Re: Brickfilming Discussion Week 5: For Mature Audiences Only
I wonder, did YouTube change our expectations of what a brickfilm ought to be? Back in the heyday of Brickfilms.com, there weren't any streaming websites to host your animations on, people had to download your video off of some server space that you bought. This contained the audience to members of the community, like, "hey guys check out this thing I made," and a hundred people might end up downloading and watching it. I think that imposed fewer internalized restrictions than a website like YouTube inherently does. When you upload to YouTube, anyone in the world can watch what you made, and while this is true of methods of old, streaming video is much less personal, at least in my opinion. There is no difference between a video on YouTube and a video accessible only by downloading the RealMedia file, but the audience in the latter format is so much more contained that more people felt like they could do whatever they wanted with their film.

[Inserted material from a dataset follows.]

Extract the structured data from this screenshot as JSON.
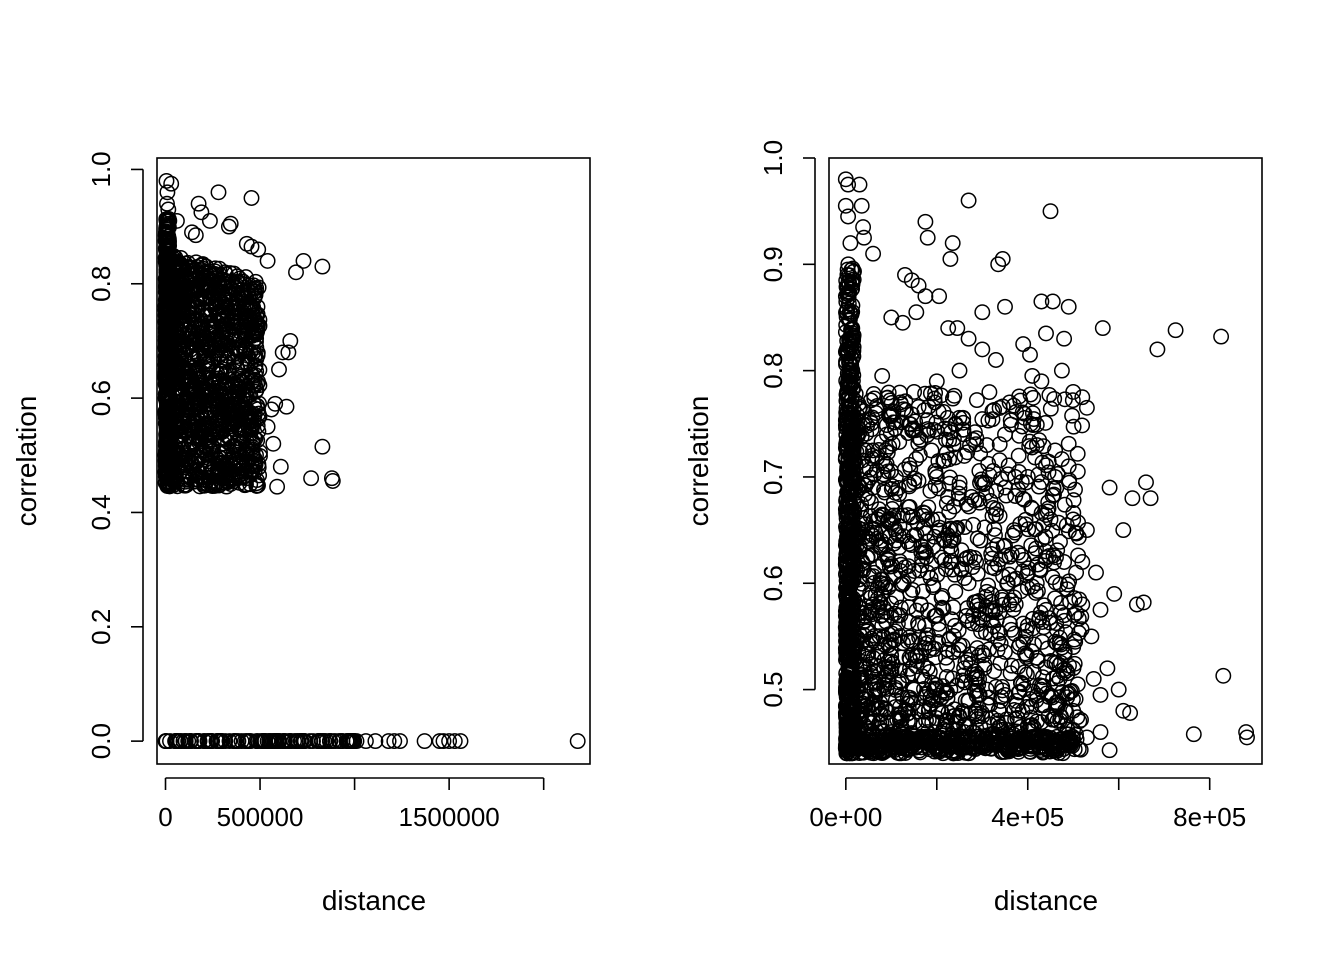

I guess what I'm trying to get at is that there has been a paradigm shift in our expectations and self imposed restrictions due to the way we access brickfilms. Only in the past few years have THACs begun to allow YouTube uploads (albeit unlisted) as submissions. I'm sure most members remember compressing their THAC entries to some ungodly format, uploading it to Mediafire and praying it would work for the judges. Those days are over now; I can't remember the last time I saw someone on the forum post a download link for their animation, and this shift in content accessibility has some effect on the creator. I'll try to illustrate this possible effect below.
A young teenager starting to animate in 2014 watches brickfilms on YouTube, sometimes Vimeo, but never as a download (unless they peruse the old forums for hyperlinks but that's an aside). The nature of YouTube is that the uploader makes a video, and YouTube gets to watch it. You have a worldwide audience at the tips of your fingers. An audience. When this new brickfilmer starts animating, they're likely making subconscious alterations to their stories so as to appease this potential audience. They filter their ideas a bit more to cater to the public, which isn't a bad thing necessarily, but certainly reflects on a change.
Compare this to an older teenager, maybe 19, way back in 2005. There is no YouTube to watch videos on, no Vimeo, but Brickfilms.com exists. This newly appointed adult decides to make a LEGO video with that collection sitting in the back of their closet after finding the website and being inspired by the work that others are making. A key difference between the brickfilmer in 2005 and the brickfilmer in 2014 is that their perceived audience is so radically different. The brickfilmer back in 2005 won't have the potential for a thousand views, the only people that will see their video are the voice actors, maybe family, and a couple strangers online. The brickfilm they are going to make is unaltered by societal pressures, it's just a thing they want to make for themselves and share with a couple people. That's how you end up with brickfilms like Taco Trouble and For Trubador. For Trubador is a more recent example but it was made in the early days of YouTube where this paradigm shift hadn't yet occurred.
I have little concrete evidence for my thoughts and I wasn't even around in 2005, but I do think YouTube has had a more resonating effect on the brickfilm community than one may perceive at surface glance.